Vi ricordate i tempi prima di Internet, quando pensavamo che l’ignoranza fosse solo una questione di accesso limitato alle informazioni? Eravamo così ingenui, così fiduciosi nel potere della conoscenza… e invece eccoci qua, sommersi da un oceano di informazioni e più confusi che mai.
Ma davvero credevamo che bastasse aprire le porte della conoscenza per diventare tutti dei piccoli Einstein? Che sciocchi! Abbiamo dato per scontato che l’umanità, una volta messa di fronte a un’enciclopedia infinita come Internet, avrebbe finalmente abbandonato l’ignoranza come un vecchio cappotto fuori moda. E invece, abbiamo scoperto che il problema non era la mancanza di informazioni, ma l’incapacità cronica di saperle utilizzare.
Internet ha fatto esplodere la nostra bolla di illusione. Siamo passati da “non so, non ho accesso” a “non so, non mi interessa”. La conoscenza è diventata una merce a buon mercato, disponibile a tutti, ma spesso ignorata in favore di meme, fake news e gattini. Il paradosso dell’era digitale è che siamo circondati da dati, ma moriamo di sete di comprensione.
La verità è che Internet ha svelato un’amara realtà: l’ignoranza non è figlia della mancanza di accesso, ma della pigrizia mentale. Siamo bombardati da così tante informazioni che abbiamo perso l’abilità di discernere, di approfondire, di verificare. Ci accontentiamo del titolo, del tweet, del post. Leggiamo solo quello che conferma le nostre idee, chiudendo la mente a qualsiasi confronto.
E poi ci sono i social media, questi magnifici amplificatori di opinioni non richieste. Ogni giorno, ci svegliamo con la sagra del tuttologo: il cugino che si improvvisa virologo, l’amico che diventa esperto di geopolitica dopo aver guardato un documentario su Netflix, la zia che cita fonti più improbabili del mago Otelma. In questo caos, le vere informazioni si perdono, soffocate da un rumore di fondo assordante.
Quindi no, il problema non era l’accesso alle informazioni. Era – ed è – la nostra capacità di gestirle. Perché, diciamolo chiaramente, saper leggere non significa saper capire, e saper capire non significa saper pensare. E pensare, ahimè, richiede uno sforzo che molti non sono disposti a fare.

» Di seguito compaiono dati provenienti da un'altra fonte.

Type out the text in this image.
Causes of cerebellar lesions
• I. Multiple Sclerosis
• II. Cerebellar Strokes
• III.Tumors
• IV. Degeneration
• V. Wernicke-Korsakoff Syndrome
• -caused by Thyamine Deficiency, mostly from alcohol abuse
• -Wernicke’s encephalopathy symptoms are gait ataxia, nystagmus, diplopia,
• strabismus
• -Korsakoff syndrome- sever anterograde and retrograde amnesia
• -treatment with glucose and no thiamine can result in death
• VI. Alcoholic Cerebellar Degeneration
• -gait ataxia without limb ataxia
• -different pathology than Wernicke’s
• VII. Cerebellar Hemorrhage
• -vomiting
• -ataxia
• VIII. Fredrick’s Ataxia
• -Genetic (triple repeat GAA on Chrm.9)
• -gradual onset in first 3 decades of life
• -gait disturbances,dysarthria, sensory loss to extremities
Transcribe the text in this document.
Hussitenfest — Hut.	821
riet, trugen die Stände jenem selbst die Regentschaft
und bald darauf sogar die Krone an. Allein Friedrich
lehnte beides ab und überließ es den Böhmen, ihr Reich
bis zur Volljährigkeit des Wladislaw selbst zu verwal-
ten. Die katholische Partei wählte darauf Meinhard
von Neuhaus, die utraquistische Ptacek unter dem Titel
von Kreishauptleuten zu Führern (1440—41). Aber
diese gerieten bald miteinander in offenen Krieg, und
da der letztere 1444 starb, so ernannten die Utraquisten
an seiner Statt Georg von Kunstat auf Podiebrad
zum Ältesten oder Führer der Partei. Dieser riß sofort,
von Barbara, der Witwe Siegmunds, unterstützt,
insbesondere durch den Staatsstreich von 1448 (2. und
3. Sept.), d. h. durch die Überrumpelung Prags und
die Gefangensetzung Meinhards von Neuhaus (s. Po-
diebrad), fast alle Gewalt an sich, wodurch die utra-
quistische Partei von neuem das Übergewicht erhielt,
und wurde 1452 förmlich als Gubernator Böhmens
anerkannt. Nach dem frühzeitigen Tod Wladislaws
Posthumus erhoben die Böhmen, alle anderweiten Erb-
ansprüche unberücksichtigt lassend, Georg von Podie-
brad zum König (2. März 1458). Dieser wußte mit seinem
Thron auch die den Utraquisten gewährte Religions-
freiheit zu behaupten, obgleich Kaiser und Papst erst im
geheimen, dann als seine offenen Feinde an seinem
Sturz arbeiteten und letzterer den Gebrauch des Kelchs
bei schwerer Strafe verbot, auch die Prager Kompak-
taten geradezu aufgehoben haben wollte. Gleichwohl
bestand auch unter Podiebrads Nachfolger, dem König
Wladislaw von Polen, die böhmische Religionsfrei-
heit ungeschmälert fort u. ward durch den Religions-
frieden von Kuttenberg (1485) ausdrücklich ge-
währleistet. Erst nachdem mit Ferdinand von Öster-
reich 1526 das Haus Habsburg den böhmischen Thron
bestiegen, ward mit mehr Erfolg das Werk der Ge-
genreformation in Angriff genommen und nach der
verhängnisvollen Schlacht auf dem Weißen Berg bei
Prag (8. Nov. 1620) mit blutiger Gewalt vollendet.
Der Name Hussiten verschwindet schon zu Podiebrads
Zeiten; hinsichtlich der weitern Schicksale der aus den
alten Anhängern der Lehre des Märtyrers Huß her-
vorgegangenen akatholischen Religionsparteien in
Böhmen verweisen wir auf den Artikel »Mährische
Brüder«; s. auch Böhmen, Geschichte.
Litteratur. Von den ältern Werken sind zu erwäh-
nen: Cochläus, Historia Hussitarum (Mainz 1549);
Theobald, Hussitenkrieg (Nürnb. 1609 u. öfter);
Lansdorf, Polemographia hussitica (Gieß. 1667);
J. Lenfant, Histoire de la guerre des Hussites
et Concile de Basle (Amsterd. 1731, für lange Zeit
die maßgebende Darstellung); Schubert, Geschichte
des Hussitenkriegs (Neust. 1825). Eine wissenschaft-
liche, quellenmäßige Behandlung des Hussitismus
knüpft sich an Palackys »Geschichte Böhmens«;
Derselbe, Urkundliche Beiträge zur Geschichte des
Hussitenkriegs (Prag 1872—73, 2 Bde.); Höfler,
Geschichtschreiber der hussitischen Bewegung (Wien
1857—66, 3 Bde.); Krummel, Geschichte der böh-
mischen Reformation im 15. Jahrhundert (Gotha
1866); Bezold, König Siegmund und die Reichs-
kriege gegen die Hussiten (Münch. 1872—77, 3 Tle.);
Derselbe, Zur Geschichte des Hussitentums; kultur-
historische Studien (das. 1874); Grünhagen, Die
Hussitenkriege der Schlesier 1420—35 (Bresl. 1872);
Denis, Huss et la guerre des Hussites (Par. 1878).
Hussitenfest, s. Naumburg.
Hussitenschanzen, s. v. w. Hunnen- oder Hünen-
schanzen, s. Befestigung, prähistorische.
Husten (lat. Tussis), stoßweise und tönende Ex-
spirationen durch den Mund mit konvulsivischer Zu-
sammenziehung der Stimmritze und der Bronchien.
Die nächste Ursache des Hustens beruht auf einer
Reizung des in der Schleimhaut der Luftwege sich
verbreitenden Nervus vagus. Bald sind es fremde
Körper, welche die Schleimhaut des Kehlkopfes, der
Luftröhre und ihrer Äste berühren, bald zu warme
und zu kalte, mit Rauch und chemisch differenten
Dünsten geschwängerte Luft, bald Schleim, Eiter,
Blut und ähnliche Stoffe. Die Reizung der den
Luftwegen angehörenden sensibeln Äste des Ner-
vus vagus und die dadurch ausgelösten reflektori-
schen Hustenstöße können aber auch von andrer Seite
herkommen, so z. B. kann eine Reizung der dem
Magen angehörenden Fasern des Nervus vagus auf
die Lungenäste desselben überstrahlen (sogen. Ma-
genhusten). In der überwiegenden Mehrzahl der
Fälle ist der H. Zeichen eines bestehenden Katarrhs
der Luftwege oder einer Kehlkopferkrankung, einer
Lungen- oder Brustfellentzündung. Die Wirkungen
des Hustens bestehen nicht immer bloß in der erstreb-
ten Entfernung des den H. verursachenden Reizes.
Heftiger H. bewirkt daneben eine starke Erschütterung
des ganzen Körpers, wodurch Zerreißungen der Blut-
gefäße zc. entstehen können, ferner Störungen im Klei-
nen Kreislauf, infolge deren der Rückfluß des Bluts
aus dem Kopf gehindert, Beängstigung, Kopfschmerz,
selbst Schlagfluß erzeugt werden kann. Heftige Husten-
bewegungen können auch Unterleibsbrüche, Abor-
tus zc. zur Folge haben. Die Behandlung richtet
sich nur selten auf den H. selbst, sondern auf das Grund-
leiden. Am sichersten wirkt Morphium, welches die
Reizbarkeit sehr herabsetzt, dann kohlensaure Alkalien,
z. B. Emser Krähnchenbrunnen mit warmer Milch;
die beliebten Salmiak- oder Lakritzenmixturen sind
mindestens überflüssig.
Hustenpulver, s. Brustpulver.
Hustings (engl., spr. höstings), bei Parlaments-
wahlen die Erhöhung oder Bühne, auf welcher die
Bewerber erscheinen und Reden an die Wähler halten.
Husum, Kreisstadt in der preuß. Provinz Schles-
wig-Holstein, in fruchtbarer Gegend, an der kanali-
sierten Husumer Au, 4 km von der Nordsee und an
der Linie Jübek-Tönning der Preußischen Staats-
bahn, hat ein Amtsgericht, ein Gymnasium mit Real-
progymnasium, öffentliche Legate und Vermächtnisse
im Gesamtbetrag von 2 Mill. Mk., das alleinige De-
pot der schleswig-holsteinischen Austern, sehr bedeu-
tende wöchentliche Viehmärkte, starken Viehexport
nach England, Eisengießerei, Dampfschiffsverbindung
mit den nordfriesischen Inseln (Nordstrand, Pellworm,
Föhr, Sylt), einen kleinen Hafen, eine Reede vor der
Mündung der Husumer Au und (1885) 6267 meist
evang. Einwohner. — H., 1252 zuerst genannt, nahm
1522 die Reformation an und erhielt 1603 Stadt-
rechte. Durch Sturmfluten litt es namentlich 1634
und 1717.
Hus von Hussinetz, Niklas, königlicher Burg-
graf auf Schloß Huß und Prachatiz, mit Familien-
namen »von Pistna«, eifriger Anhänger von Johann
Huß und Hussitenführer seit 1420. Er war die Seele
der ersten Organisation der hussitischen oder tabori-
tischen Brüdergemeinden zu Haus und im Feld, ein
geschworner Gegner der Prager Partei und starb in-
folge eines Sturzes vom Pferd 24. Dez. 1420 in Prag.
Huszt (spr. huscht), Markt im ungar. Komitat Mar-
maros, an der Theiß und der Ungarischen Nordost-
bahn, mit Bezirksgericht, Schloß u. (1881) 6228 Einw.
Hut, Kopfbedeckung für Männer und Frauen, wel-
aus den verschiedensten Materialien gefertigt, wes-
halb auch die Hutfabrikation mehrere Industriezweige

In conclusione, caro lettore, la prossima volta che ti chiedi perché sembriamo sempre più ignoranti nonostante l’infinita biblioteca digitale a nostra disposizione, ricorda: la colpa non è di Internet. La colpa è nostra. E chissà, magari un giorno troveremo il coraggio di aprire un libro, uno vero, di carta, e di perderci nelle sue pagine senza cercare immediatamente una sintesi su Wikipedia. Ma forse, è solo un sogno.